John Linton
Since Exetel “opened for business” in January 2004 it has maintained a steady growth rate from $0.00 as a ‘green fields’ start up to a company with revenues exceeding $A3,700,00 a month in the current month. September 2008 will be the 55th consecutive record month for Exetel and the 3 month period ending 30th September 2008 will be our 18th successive record quarter both in terms of revenues earned and new customers acquired. We will exceed a quarterly revenue of $A10 million for the first time.
Exetel has ten broad business offerings and nine of the ten achieved record customer growth in the quarter and two of the newer service offerings (VoIP and FAX via email) grew between 150% and 200% in the quarter. Both Exetel’s main revenue contributors (ADSL1 and ADSL2) also grew very strongly despite indications that the overall growth of these services in Australia had slowed overall over the past 3 – 6 months.
These results, as has always been the case since we started Exetel, are very encouraging in general terms as it certainly beats looking at figures that show your business is declining or even not growing at the same rate the overall marketplaces in which you operate are growing. However beyond the brief, once a month, feeling of satisfaction they don't really mean much. With the 'financial' news from around the world, and within Australia, remaining uniformly bad and almost certainly worse now than all the 'experts' had previously predicted some 15 months ago this is not a good time (assuming there ever was/is/is going to be a good time) to consider that things will continue to go smoothly without even more intensive efforts than have been necessary so far.
Sometime in the next few days we will need to decide whether we buy a floor of a building in the Sydney CBD to house both our current Sydney based personnel and a data centre to allow us to move our two rented Sydney PoPs to our own premises. Such a decision will require us to borrow money for the first time in Exetel's brief existence and my feelings are not positive about doing this at such a time as we are currently experiencing. I have no knowledge, skills or abilities in the areas of forecasting real estate movement and general financial conditions but even I can see that these are times of considerable uncertainty. Certainly Sydney CBD real estate prices have fallen, and in the case of one of the floors we were and are now again considering have fallen almost 20% in the last six months (good decision not to have bought six months ago). You have to wonder how much further the current prices might fall over the coming few months.

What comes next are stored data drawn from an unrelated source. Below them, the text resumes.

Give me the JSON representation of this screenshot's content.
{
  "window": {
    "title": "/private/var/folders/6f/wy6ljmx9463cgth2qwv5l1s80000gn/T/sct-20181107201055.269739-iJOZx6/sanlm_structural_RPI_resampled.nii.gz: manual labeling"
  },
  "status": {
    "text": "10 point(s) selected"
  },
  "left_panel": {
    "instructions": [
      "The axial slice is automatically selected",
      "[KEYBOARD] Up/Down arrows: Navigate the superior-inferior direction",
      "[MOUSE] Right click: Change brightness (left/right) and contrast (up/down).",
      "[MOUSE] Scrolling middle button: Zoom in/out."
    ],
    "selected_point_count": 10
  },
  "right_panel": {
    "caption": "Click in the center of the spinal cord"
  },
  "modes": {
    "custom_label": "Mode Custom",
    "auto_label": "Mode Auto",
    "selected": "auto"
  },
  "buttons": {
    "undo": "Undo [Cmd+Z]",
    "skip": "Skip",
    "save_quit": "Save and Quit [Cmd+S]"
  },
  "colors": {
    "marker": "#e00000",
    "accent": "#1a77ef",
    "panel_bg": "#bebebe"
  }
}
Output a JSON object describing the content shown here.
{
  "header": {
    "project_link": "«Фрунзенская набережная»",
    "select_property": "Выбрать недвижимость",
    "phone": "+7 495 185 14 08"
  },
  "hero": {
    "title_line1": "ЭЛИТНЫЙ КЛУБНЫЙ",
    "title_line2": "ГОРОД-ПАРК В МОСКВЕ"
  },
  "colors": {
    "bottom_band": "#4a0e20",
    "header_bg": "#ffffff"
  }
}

The other consideration is that Exetel is currently at the size were it is still relatively easy to manage (although that is becoming more difficult quite rapidly) but any serious growth will require several key changes to the current management methods to more 'conventional' management processes. While such a change isn't particularly difficult in 'normal times', assuming it's sensibly executed, in our case it may prove to be more difficult and therefore bring a possible level of 'danger' that would be made more dangerous if the Australian financial 'landscape' did change more than is currently predicted over the next 12 months. I think that there are too many 'unknowns' concerning too many aspects of our business and the wider Australian economy for 'brave' decisions to be made by small companies. However I also have a very, very clear memory that the best investment I have made in my life when I took the greatest financial risk of my life and that was at pretty near the depths of the 1988 -1991 financial slump when there were truly fantastic investment bargains to be had if you were able to take advantage of them.
One quarter certainly doesn't make a financial year and last year at this time the ' financial storm clouds' were only just appearing over the 'planning horizon'. I have no idea what is going to happen and I'm certainly not as reckless as I was some two decades a go but.............
......perhaps I'm as self delusionary as Simon Ehrenfeld whose comments I read in the Eftel 2008 annual report earlier this morning made my head spin trying to reconcile his statements (to the ASX and therefore on the public record) to any semblance of reality (or what I think is reality). If you need a laugh to start your day go to:
http://www.asx.com.au/asx/statistics/announcementSearch.do?method=searchByCode&issuerCode=eft&timeFrameSearchType=D&releasedDuringCode=W
select the announcement of the Annual Report to Shareholders and go to page 4. Among the gems of cloud cuckoo land craziness are:
"[Eftel] is now in the top 500 companies by revenue" - ?????? - with revenue of $A36 million - not in the top 5,000
"[Eftel] is now a top 10 Internet company" - ?????? - with a revenue of $A36 million it would be lucky to make the top 20
"[Eftel] had a 6% organic growth while many competitors suffered flat or shrinking revenues" - ??????? - As far as I can see ALL publicly listed ISPs reported growth much larger that 6% and Eftel's growth is barely above WA's annual inflation rate - so considering they raised their prices during 2008 they certainly suffered from "flat or shrinking". (I guess he missed the latest ABS report that showed the ADSL market growing by almost 14% in the last year too!!).
and the rest of the report reads similarly.
There really is a great deal of strange information about the state of this industry around at the moment.